History shows that when Ireland holds the Presidency, Europe emerges stronger and more united. On Ireland’s watch, ten new Member States joined the EU in 2004, the largest single enlargement in the history of the EU. Likewise, during the country’s 1996 Presidency, Member States reached key agreements on the upcoming euro currency. And during Ireland’s second Presidency back in 1979, European citizens directly elected representatives to the European Parliament for the first time.
For this Presidency, the expectations – as well as the stakes – couldn’t be higher for the EU and its relationship with its most important trade partner, the US. The transatlantic partnership is a central pillar of the rules-based international order that has served our businesses so well – and it is being tested like never before.

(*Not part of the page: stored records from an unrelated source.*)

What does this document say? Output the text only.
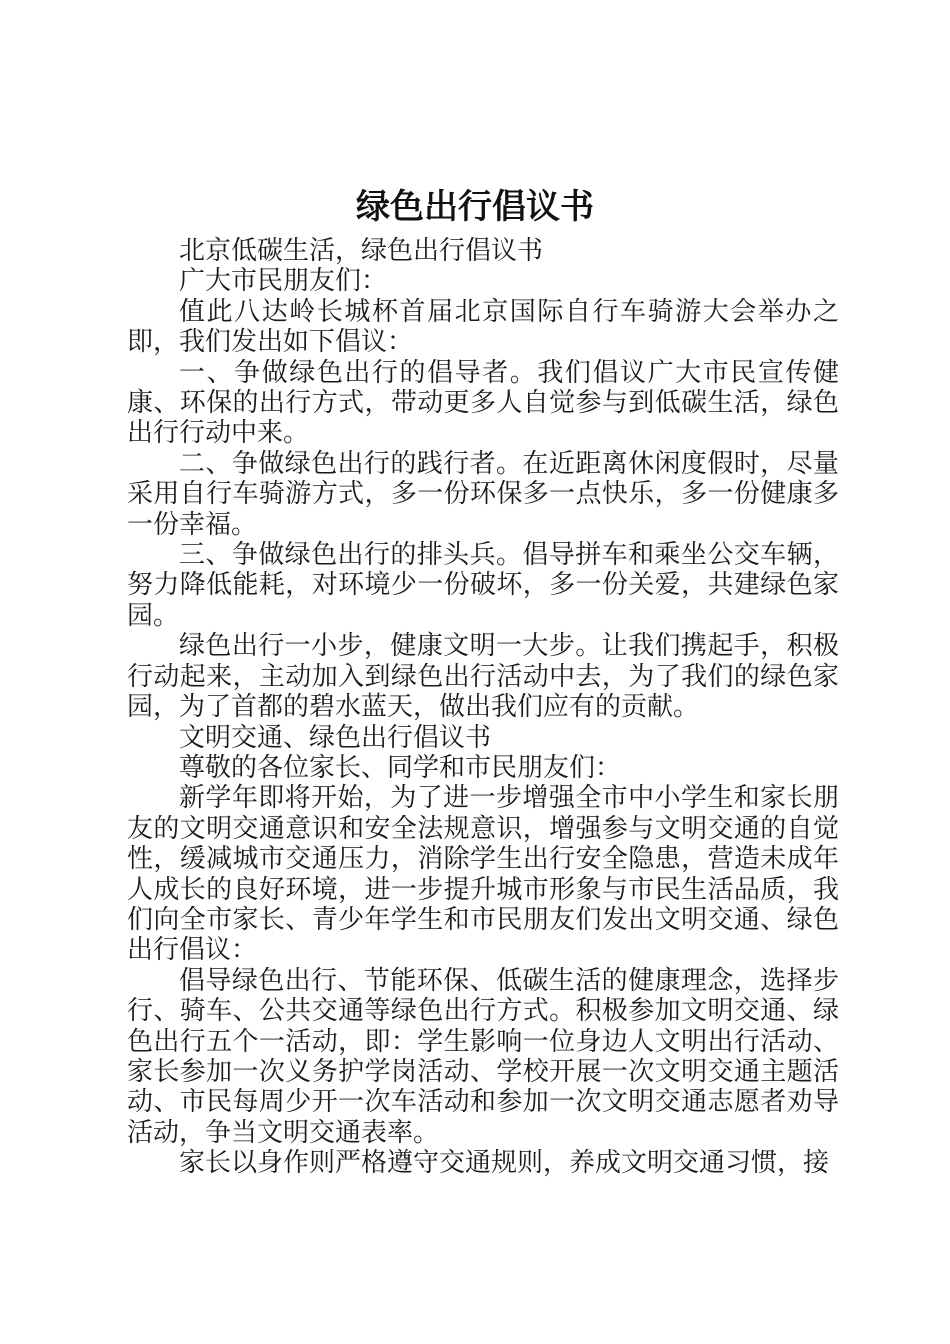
绿色出行倡议书

北京低碳生活，绿色出行倡议书

广大市民朋友们：

值此八达岭长城杯首届北京国际自行车骑游大会举办之即，我们发出如下倡议：

一、争做绿色出行的倡导者。我们倡议广大市民宣传健康、环保的出行方式，带动更多人自觉参与到低碳生活，绿色出行行动中来。

二、争做绿色出行的践行者。在近距离休闲度假时，尽量采用自行车骑游方式，多一份环保多一点快乐，多一份健康多一份幸福。

三、争做绿色出行的排头兵。倡导拼车和乘坐公交车辆，努力降低能耗，对环境少一份破坏，多一份关爱，共建绿色家园。

绿色出行一小步，健康文明一大步。让我们携起手，积极行动起来，主动加入到绿色出行活动中去，为了我们的绿色家园，为了首都的碧水蓝天，做出我们应有的贡献。

文明交通、绿色出行倡议书

尊敬的各位家长、同学和市民朋友们：

新学年即将开始，为了进一步增强全市中小学生和家长朋友的文明交通意识和安全法规意识，增强参与文明交通的自觉性，缓减城市交通压力，消除学生出行安全隐患，营造未成年人成长的良好环境，进一步提升城市形象与市民生活品质，我们向全市家长、青少年学生和市民朋友们发出文明交通、绿色出行倡议：

倡导绿色出行、节能环保、低碳生活的健康理念，选择步行、骑车、公共交通等绿色出行方式。积极参加文明交通、绿色出行五个一活动，即：学生影响一位身边人文明出行活动、家长参加一次义务护学岗活动、学校开展一次文明交通主题活动、市民每周少开一次车活动和参加一次文明交通志愿者劝导活动，争当文明交通表率。

家长以身作则严格遵守交通规则，养成文明交通习惯，接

Yet these tensions cannot be allowed to obscure the profound shared benefits of the $9.5 trillion transatlantic economy and the role it plays in supporting European prosperity and security.
Ireland is a case study for what happens when a country invests in a strong transatlantic partnership. Billions of dollars in investments cross the Atlantic every year; in 2023, US foreign direct investment (FDI) in Ireland was $491.2 billion, and Irish FDI in the US was $322.6 billion. Likewise, the Ireland-US relationship supports hundreds of thousands of jobs across both countries. At a challenging time for EU-US relations, Ireland's Presidency will have the opportunity to move forward a pragmatic transatlantic agenda and do its part to facilitate stability and predictability for the EU, the US and the companies and citizens who rely on the transatlantic economy.
For Europe to be a strong and equal partner in the transatlantic relationship – however it unfolds in the coming months – it must double down on its commitment to improve its long-term attractiveness for investment. During Ireland's Presidency, this means correcting past policy mistakes and simplifying the EU's burdensome regulatory environment, as well as looking to the future and ensuring the EU's economy remains open to those who help drive its growth.
With the country's own balanced trade and investment policies, Ireland is well equipped to ensure that upcoming EU legislation emulates this approach, including leveraging the Single Market.
Ireland's economy shows that competitiveness goes hand in hand with a strong transatlantic relationship, a common-sense regulatory environment and openness to investment and cooperation with key partners. In 2026, Ireland can lead by example and help the EU follow suit, preparing Europe to thrive in a more turbulent world.